Here’s the problem with a customer experience and culture transformation: it’s a lot of work. A lot of hard work. It’s a journey. You’ve got to move mountains. And silos.
Can you name the last great customer experience you had, outside of “the usuals.” I cannot. My last great experience was with a “usual,” i.e., Amazon. Otherwise, I’m drawing a blank.
I long for the day when I have to think long and hard about a time when I had a crappy experience. Sadly, I’m not losing sleep over that day; I don’t think it will happen in two years, four years, or during my lifetime, for that matter. I hope I’m proven wrong.
Your customers are responsible for your company’s reason for existing. -Marilyn Suttle
THIS. Our thoughts are completely aligned, Annette. I cannot tell you how many times I've read that headline over and over, shake my head in disbelief and think to myself, "wow, what rock have they been hiding under?" So many times, it feels like people and orgs push off what needs to happen today, simply because they don't know to begin. The bottom line is begin. NOW. JUST GO. Great post.
Totally agree with your view, Annette. When it comes to customer experience, culture trasformation is still the biggest hurdle for many brands. Excellent post as usual.
Totally agree with your view, Annette. When it comes to customer experience, culture trasformation is still the biggest hurdle for many brands. Excellent post as usual.
Excellent post, Annette! I like you pointing out that CX and culture transformation is hard work – just getting the information flowing across silos requires a lot of skills and effort, not even to mention cross-organizational action taking. Thank you for the post.
Hi Annette,
You call it a musing, I'd call it a really good rant and spot on! I like it!
Adrian
I agree with your opinion. "If you can accomplish those two things, you've won the competitive battle!"
Agree wholeheartedly and I am glad that you didn't include "money" in the sentence – "…it requires a lot of work – hard work." It doesn't have to be expensive. It requires giving your employees PERMISSION to listen, identify when a special occasion/circumstance might be happening and then providing them the tools to DO something about it. It doesn't take much, but going out of your way to share that "extra something" goes a long way toward enhancing your CX and your Brand.
Thanks, Debbie! Happy to hear we are in alignment. Love your reaction to the headlines. It's crazy. But we keep pushing the noodle up the hill in hopes that folks will eventually see the light!
Thanks so much, Paolo!
Thanks, Johanna!
You're so right… it doesn't have to be expensive. As a matter of fact, many of the simplest improvements cost nothing at all! Thanks for your thoughts on this.
🙂 Thanks, Adrian!
Thanks so much, Bruce.
Very much agree as well. We see a Lot of our clients taking this seriously and running routine assessments of various buyer and customer Journeys.
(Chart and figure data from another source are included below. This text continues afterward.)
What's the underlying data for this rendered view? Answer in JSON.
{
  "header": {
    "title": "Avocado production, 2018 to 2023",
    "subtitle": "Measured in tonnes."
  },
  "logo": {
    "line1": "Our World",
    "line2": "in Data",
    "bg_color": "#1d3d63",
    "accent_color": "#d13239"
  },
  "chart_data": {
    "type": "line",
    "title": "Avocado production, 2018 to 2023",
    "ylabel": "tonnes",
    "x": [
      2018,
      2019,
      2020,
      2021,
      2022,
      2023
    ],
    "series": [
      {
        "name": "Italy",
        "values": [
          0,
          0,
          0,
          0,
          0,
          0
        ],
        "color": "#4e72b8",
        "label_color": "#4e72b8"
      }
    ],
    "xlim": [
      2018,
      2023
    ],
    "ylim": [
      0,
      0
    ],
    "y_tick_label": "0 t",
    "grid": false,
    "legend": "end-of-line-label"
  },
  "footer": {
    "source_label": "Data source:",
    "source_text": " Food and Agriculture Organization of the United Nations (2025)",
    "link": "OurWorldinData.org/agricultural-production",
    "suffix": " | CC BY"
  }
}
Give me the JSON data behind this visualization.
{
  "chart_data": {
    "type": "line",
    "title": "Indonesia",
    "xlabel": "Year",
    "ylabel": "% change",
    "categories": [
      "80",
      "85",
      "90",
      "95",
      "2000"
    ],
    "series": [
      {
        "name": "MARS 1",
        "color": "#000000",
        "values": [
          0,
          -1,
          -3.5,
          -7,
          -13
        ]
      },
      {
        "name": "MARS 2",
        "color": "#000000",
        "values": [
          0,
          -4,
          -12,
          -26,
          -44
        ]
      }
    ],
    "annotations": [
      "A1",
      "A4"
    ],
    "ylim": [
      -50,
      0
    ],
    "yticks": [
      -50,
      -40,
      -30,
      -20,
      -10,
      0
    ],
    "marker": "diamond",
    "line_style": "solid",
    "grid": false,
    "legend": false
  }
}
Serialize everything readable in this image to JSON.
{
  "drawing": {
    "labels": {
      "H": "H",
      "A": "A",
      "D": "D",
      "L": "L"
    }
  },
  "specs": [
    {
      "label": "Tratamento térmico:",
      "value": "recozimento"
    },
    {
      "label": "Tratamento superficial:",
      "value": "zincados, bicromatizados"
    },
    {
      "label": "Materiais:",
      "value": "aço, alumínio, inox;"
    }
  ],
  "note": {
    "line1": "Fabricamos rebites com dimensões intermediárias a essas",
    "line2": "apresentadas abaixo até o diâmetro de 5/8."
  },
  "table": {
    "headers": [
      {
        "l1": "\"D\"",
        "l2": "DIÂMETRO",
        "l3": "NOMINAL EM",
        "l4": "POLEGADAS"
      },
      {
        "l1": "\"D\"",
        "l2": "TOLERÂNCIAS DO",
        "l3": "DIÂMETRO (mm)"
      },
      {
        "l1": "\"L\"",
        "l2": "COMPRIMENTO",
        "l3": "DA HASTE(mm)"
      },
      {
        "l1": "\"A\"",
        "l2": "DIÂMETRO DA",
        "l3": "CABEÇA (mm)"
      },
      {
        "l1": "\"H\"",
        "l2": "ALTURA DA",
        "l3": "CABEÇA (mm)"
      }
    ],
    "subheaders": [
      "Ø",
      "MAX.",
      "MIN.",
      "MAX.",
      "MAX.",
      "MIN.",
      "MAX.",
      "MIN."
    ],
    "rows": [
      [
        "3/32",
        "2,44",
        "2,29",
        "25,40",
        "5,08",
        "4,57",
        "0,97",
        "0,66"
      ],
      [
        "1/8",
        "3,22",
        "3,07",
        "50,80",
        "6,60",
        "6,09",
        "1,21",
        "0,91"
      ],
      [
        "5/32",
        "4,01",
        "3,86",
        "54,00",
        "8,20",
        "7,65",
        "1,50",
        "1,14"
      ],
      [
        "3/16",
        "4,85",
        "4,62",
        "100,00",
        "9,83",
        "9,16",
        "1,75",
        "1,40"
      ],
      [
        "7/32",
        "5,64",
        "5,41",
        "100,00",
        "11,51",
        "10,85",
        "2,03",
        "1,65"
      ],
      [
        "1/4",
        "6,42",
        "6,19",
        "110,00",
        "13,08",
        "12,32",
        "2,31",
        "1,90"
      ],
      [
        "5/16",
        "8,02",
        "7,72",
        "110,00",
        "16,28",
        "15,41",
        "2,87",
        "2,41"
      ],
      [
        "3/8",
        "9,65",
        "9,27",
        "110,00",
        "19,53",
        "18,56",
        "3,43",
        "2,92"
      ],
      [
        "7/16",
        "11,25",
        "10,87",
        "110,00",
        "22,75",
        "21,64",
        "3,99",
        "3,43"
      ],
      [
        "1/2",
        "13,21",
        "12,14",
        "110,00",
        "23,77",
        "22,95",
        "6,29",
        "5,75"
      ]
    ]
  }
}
The information we gather is extremely useful and when the recommended changes are implemented, cust sat, time to close, revenue improves – and more.
BTW: Great Customer Experience today at Genio del Tempo in Vienna! Sale was over last week, but as I periodically buy there, she extended the discount to me (just sharing J)
Thanks, Leahanne. And gotta love when they go the extra mile! Great example!